О. Г. Семисватова передала записку:
«Приказ № 2, п. 3.
За недостаточную оборачиваемость, за халатность, выразившуюся в невысылке одному читателю книги-почтой и за низкое качество отдельных диспутов заведующему на общественных началах тов. Никанорову объявить выговор и предупредить…»
Вениамин Васильевич довел свою мысль до логического конца:
– А ты боялся открыть библиотеку!
ТЙНЬ-ТИЛЕНЬ
– Итак, основы поэтики мы с вами прошли, – объявил руководитель литературной студии Ким Чуркин. – А чтоб окончательно усвоить элементы стихосложения, предлагаю провести практикум на тему «Экспромт». Как смотрят товарищи?
Товарищи смотрели положительно. И Ким приступил к делу, дав поэтический зачин.
– Брызнул яркий луч вдали… – начал он, слабо завывая.
Вторую строку предложила сидевшая напротив нормировщица Алла:
Нежно свищут соловьи.
Чуркин немного поморщился, но зафиксировал это довольно тривиальное продолжение.
Еще две строчки, последовавшие затем, не принесли больших открытий, хотя сочетание «россыпи-огни» многим понравилось:
И плывет луна за тучей.
Меркнут россыпи-огни.
После этого Чуркин вызвал одного из самых даровитых студийцев – Сеню Ющенко, уже печатавшегося в тонких журналах, и тот подарил нечто метафорическое:
В бочке солнца скрылся день,
Ночь в лесу легла на пень.
Это, несомненно, было хорошо, но еще не хватало яркого звучания. Специалистом по звучности слыл 65-летний бухгалтер Никодим Пантелеймонович Говоруха, и недаром.
Повторив для разбега предыдущее, он ринулся на помощь, возвестив:
В бочке солнца скрылся день,
Ночь в лесу легла на пень.
Чу! Ни пенья-дуновенья,
Ни тинь-тинь и ни тилень!
Слушатели восхищенно зароптали.
Было сочинено еще строк 17, из коих Ким Селиверстович отобрал всего две, принадлежавшие поэтессе Аделаиде Борщ:
На подушке луговой
Спит лирический покой.
Благодарно улыбнувшись Аделаиде, руководитель студии прочитал все целиком:
Брызнул яркий луч вдали.
Нежно свищут соловьи…
И плывет луна за тучей.
Меркнут россыпи-огни.
В бочке солнца скрылся день,
Ночь в лесу легла на пень.
Чу! Ни пенья-дуновенья,
Ни тинь-тинь и ни тилень!
На подушке луговой
Спит лирический покой.
– А, знаете, н-ничего! – явно сдерживая чувства, отметил Ким. И докончил вещь философским обобщением:
Мне отрадно и привольно —
Рад эпохе я такой!
Теперь уже все было окончательно отгранено. Ким Селиверстович спрятал лист в канареечного цвета папку, где хранились его собственные опусы, и объявил занятия оконченными.
Через два дня, поэтически откликаясь на текущий момент (предстоял День Воздушного Флота), Чуркин по рассеянности перепутал листы канареечной папки и отправил экспромт в редакцию газеты «Младое племя».

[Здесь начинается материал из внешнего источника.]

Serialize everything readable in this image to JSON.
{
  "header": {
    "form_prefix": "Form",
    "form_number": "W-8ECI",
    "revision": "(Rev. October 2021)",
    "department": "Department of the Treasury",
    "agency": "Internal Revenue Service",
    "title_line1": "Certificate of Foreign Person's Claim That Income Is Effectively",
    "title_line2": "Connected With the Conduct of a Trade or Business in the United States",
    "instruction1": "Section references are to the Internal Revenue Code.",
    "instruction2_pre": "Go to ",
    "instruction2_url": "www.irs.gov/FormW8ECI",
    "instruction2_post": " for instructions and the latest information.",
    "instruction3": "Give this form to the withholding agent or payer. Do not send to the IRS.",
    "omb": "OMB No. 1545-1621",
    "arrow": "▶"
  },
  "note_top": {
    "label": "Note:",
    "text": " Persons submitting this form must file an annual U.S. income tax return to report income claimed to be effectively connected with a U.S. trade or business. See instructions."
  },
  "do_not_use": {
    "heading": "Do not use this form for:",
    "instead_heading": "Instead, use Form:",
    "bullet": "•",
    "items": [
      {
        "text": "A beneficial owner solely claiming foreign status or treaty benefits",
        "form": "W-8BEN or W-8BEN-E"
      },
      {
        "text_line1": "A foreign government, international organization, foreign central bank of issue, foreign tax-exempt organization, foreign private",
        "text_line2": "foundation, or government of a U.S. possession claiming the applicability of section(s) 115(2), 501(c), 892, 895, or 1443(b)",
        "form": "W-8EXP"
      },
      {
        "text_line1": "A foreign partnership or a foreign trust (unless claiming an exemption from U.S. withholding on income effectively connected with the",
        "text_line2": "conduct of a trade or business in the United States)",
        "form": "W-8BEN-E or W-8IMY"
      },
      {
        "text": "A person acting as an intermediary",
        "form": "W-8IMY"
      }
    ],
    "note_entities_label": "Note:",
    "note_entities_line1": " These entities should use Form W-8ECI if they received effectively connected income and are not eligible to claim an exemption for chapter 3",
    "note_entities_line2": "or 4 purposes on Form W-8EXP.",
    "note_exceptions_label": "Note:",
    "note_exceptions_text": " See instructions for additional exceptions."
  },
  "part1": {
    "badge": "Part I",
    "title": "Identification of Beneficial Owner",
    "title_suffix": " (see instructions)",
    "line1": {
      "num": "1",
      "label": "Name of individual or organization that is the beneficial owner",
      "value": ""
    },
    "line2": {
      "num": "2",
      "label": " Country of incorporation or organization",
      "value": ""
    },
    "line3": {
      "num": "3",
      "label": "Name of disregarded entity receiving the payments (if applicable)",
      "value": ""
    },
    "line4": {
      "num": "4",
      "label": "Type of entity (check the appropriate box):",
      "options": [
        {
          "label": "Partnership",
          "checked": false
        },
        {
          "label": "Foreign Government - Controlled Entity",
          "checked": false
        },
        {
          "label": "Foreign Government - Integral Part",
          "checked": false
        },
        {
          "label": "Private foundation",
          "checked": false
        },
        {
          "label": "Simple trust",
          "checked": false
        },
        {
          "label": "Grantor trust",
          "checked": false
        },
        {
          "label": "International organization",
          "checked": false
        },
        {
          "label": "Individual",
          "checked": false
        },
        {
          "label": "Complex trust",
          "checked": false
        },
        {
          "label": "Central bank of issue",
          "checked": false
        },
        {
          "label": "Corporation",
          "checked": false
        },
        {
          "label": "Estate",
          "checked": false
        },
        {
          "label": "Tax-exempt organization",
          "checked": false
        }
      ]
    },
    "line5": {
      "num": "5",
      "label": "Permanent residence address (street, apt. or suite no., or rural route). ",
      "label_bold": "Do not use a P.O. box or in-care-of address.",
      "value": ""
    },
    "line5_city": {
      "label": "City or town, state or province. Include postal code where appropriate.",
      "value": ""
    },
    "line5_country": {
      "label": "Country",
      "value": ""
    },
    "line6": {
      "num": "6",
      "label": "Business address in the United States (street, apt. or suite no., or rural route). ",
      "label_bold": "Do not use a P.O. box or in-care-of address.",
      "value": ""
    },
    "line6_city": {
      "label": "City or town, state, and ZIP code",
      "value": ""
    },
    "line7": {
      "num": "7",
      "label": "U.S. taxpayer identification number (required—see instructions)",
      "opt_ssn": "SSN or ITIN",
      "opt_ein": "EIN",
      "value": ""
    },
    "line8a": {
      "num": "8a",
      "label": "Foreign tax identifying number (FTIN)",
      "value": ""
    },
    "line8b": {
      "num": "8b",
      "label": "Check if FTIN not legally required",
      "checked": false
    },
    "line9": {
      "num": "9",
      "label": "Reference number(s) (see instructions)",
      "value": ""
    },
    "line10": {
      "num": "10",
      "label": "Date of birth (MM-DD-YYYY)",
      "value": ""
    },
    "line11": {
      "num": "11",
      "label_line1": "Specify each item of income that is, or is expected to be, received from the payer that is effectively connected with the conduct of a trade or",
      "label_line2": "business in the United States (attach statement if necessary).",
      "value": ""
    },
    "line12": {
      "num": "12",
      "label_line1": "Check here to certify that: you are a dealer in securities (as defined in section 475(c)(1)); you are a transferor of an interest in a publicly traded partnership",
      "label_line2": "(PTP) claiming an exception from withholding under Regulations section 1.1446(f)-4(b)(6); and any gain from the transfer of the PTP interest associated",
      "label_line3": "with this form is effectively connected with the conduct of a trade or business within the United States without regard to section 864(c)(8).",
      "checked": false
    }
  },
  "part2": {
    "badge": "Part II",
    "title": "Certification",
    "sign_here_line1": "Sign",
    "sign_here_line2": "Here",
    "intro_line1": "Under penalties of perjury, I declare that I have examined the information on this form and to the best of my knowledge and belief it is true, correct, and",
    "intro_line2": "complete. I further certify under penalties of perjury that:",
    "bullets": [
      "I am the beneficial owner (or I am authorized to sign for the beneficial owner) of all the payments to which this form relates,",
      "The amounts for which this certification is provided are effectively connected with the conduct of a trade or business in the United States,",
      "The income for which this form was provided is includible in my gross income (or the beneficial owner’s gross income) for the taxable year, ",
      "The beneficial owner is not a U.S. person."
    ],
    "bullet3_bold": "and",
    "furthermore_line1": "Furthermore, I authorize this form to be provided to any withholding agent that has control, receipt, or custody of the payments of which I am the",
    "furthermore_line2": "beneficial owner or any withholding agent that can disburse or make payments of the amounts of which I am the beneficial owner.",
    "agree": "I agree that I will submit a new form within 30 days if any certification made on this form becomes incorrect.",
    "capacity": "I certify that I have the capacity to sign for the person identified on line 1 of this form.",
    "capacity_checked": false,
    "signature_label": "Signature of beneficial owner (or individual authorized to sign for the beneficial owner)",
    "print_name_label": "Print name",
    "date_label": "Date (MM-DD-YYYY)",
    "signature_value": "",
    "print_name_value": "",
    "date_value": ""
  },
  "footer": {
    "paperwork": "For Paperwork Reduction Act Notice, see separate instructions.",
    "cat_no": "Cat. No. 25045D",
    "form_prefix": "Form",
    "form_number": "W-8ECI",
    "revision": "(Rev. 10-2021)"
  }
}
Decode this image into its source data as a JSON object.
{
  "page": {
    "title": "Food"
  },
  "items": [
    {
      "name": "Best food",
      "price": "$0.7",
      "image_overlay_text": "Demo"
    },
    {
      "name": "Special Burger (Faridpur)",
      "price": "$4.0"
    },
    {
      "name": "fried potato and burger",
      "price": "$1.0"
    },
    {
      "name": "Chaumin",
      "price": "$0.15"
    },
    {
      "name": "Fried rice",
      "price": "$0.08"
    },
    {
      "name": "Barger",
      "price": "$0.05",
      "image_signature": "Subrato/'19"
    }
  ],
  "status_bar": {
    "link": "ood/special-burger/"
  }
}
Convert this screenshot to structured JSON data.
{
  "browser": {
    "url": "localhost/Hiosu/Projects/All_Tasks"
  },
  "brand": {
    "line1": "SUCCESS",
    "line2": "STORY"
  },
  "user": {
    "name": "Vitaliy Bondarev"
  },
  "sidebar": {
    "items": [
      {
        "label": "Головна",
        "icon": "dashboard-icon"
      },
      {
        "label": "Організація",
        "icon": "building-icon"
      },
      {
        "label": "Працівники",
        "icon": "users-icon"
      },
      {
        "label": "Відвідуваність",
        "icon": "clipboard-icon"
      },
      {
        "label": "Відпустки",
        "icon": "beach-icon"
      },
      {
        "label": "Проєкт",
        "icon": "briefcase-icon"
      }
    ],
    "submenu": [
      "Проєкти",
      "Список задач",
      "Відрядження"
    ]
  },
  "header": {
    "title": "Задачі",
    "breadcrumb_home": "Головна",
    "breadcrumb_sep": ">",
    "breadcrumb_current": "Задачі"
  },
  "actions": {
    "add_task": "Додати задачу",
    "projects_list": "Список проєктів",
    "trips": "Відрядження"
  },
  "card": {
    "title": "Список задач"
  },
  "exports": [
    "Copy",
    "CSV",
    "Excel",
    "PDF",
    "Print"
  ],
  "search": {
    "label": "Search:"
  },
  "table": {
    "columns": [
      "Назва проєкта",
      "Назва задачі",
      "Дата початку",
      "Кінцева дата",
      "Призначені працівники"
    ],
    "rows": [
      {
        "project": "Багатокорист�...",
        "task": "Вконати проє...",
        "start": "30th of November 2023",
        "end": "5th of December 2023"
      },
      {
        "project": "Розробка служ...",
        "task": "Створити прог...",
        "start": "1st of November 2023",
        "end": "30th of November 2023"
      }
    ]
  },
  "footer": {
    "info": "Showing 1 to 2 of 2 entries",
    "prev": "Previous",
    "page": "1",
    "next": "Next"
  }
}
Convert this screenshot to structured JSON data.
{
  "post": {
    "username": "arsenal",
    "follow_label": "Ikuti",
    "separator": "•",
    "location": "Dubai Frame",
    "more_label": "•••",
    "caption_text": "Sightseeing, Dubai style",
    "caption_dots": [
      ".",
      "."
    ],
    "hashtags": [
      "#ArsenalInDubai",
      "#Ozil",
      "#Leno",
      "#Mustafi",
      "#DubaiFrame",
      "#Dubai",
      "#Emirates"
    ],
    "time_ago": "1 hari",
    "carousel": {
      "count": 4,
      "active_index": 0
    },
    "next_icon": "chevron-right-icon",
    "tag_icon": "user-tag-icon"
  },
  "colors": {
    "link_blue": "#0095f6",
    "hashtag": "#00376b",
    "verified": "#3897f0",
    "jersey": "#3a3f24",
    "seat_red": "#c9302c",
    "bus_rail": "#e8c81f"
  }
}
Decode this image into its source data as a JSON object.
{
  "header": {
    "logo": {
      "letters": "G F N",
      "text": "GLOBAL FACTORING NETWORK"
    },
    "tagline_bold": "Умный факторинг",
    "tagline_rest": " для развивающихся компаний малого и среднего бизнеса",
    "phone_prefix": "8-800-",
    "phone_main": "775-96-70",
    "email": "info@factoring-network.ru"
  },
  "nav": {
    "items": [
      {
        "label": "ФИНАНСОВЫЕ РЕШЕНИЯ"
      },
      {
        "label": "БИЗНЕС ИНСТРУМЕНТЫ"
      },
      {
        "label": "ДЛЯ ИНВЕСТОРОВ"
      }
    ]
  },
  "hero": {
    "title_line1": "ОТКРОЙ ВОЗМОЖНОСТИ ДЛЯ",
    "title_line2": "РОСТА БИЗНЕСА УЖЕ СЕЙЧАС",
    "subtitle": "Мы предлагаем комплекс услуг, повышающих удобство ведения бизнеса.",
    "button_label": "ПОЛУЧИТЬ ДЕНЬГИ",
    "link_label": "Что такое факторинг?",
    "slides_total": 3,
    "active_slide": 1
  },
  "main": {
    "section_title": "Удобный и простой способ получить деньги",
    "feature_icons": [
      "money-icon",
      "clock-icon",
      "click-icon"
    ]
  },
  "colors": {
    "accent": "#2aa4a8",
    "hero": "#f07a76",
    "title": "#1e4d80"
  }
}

Когда заведующий отделом литературы и искусства Ник. Гальский получил послание Чуркина, он был приятно поражен. Ходил по кабинетам и декламировал лирический этюд:
– «Ни тинь-тинь и ни тилень!» Смотрите, каков Ким Селиверстович! Иногда у него еще прорывается! Ну как, ребята?
Ребята кивали головой: тут что-то есть. Однако ответственный секретарь, как всегда, решил подстраховаться:
– Знаешь что, Гальский! Пошли сперва на рецензию.
Спустя две недели прибыл первый отзыв:
«Стихи К. Чуркина по-настоящему радуют какой-то удивительной задушевностью. Конечно, встречаются и слабые, не претендующие на смелый поиск места, например: «Нежно свищут соловьи». Но, в общем, все безусловно цельно и прочувствовано.
Перейдем, однако, к конкретному разбору. С первой строки автор вводит нас в мир солнечных бликов и больших чувств («Брызнул яркий луч вдали»). Довольно зримой является картина луны, плывущей вслед за тучей. Но особенно впечатляюще двустишие:
В бочке солнца скрылся день,
Ночь в лесу легла на пень…
Мы чувствуем, как бы осязаем физически прелесть пейзажа. Обратите внимание на наличие звонкого, как журчание ручейка, контекста. Каждое слово емко и точно. Возьмите «бочку». А «в лесу»! А «пень»!
Венцом стихотворения, поэтической кульминацией, на наш взгляд, следует признать двустишие:
Чу! Ни пенья-дуновенья,
Ни тинь-тинь и ни тилень!
До сих пор, пожалуй, – мы не боимся этого сказать, – в нашей области не приходилось встречаться со столь редкостным даром поэтического проникновения! Читая это, чувствуешь, что ты с головой окунаешься в свежий, чистый родник.
В заключение хочется отметить, что «Тинь-тилень» большая удача автора.
С уважением
Литконсультант Щ. Майстренко».
Почти одновременно прибыл и второй отзыв:
«Жизнь наша, наполненная большими свершениями, кипучая жизнь, – свидетельствовал еще один критик, – порой проходит мимо некоторых литераторов. В итоге вместо активного отражения мы видим бездумное созерцательство.
Кажется, так получилось и с Кимом Чуркиным.
Пусть нас не поймут превратно. Давно прошло время, когда ломали копья в споре о том, имеет ли право на существование чистая лирика. Каждому ясно: имеет! Но какая? Целенаправленная, выражающая через личное восприятие поэта тенденции общественного развития.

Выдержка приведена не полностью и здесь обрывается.